Dans la plaine de la Crau, il a été mis en évidence que les traitements antiparasitaires sur les ovins jouent un rôle négatif dans la dynamique de population du Lézard ocellé : en effet, les Coléoptères coprophages, mets important de son régime alimentaire, ne représentent plus que 2 % de son alimentation. Ces derniers ont été décimés par l'ivermectine, vermifuge administré aux moutons, alors même que les doses étaient plutôt faibles. La population du reptile a ainsi régressé de 225 à 2 individus au sein d'un champ témoin.

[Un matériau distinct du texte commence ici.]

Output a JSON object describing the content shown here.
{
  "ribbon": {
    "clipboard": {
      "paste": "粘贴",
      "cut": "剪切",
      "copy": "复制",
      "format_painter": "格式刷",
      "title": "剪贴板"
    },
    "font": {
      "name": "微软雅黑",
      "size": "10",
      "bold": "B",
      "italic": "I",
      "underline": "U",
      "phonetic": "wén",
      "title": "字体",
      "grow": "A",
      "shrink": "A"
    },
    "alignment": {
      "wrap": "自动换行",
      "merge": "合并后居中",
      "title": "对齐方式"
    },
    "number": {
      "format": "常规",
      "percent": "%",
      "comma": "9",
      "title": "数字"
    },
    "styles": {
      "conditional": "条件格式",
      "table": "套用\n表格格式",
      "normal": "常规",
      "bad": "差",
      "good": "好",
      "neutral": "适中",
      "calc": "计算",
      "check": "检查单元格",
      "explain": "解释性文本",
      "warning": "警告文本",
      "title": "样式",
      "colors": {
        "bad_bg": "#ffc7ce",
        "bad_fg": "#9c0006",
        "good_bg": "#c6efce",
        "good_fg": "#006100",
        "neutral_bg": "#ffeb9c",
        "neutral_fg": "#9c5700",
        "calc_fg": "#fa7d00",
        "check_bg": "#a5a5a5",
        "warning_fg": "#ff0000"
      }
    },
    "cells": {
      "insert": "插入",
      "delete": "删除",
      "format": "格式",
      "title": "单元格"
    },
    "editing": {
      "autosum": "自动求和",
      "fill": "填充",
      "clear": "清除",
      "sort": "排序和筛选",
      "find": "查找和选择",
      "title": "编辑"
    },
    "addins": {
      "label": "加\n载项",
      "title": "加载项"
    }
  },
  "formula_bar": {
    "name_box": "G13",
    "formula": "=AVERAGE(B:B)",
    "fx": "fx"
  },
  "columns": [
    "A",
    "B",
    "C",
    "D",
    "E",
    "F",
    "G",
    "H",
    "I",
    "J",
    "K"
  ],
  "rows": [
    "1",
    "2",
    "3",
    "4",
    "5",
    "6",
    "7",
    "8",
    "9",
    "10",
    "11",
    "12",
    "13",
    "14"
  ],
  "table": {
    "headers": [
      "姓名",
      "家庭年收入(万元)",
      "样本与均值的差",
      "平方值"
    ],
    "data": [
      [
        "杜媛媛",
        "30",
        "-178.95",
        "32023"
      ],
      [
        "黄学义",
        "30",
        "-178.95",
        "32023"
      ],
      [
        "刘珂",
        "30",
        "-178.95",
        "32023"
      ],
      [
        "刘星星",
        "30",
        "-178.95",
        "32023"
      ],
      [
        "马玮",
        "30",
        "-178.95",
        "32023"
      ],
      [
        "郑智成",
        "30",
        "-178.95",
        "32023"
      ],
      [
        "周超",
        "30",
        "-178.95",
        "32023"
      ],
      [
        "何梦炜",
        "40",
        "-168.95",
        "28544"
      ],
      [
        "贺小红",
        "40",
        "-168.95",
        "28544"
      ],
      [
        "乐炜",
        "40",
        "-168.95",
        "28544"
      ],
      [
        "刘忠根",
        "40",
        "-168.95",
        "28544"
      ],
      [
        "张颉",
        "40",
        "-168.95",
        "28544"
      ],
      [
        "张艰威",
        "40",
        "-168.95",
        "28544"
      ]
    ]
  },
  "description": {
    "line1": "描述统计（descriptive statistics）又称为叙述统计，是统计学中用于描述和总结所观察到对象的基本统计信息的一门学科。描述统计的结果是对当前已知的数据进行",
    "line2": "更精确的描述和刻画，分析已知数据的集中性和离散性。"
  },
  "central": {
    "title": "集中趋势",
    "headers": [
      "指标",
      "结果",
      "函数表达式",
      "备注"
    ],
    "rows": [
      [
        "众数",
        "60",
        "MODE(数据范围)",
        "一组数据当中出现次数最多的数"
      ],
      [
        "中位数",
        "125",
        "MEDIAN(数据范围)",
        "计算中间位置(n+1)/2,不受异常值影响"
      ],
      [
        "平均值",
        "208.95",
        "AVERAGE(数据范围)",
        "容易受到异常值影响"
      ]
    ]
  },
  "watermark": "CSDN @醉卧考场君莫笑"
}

L zard vert occidental13Une part importante des lézards vivant au plus près des espaces urbains souffrent de la pression de chasse des commensaux de l'Homme, comme les chats et chiens errants.

 

Enfin, un dernier facteur de menaces est constitué par les captures intentionnelles. Ces captures sont même considérées, à l'échelle de la population européenne, comme étant la cause principale de la régression des effectifs de l'espèce. Plusieurs types de prélèvements sont connus :

  • La collection scientifique : le Lézard ocellé est souvent considéré comme le plus beau des sauriens, aux couleurs vives et contrastées, sa grande taille faisait qu'il était souvent au centre même des collections. Il est élevé dans de nombreux pays comme au Québec ou aux États-Unis.
  • Les terrariophiles l'appréciaient tout particulièrement jusqu'à la fin du XIXe siècle pour les mêmes raisons ainsi que pour sa relative facilité d'élevage.
  • La gastronomie espagnole, un plat régional de l'Estrémadure le met à l'honneur. Dans cette région on prépare le « lagarto con tomate », un plat fait avec des rondelles de lézard frites et cuites ensuite dans un ragoût de tomate et oignons à petit feu. Sa consommation reste peu répandue et relève davantage d'un folklore passé.
  • Les captures commerciales, pour sa revente aux particuliers ou aux scientifiques.

 

Comme tous les reptiles indigènes de France, le Lézard ocellé est protégé par la réglementation française. Il est cité à l'article 2 de l'arrêté du 19 novembre 2007 fixant les listes des amphibiens et des reptiles protégés sur l'ensemble du territoire et les modalités de leur protection. Il est également cité à l'annexe II de la convention de Berne. De ce fait il est donc interdit de le détruire, le mutiler, le capturer ou l'enlever, de le perturber intentionnellement ou de le naturaliser, ainsi que de détruire ou enlever les œufs et les nids et de détruire, altérer ou dégrader leur milieu. Qu'il soit vivant ou mort, il est aussi interdit de le transporter, colporter, de l'utiliser, de le détenir, de le vendre ou de l'acheter.

Le statut de protection de l'espèce, étant issu de la transcription nationale des directives européennes se retrouve également dans les pays limitrophes comme le Portugal, l'Espagne et l'Italie (via une loi régionale), pays où le Lézard ocellé est présent naturellement. Il est donc également intégralement protégé dans ces pays.

Le Lézard ocellé est considéré comme « quasi menacé » (NT) sur la liste rouge mondiale de l'UICN au niveau européen (2011) et « vulnérable » (VU) sur la liste rouge française (Critère A4ac, 2008).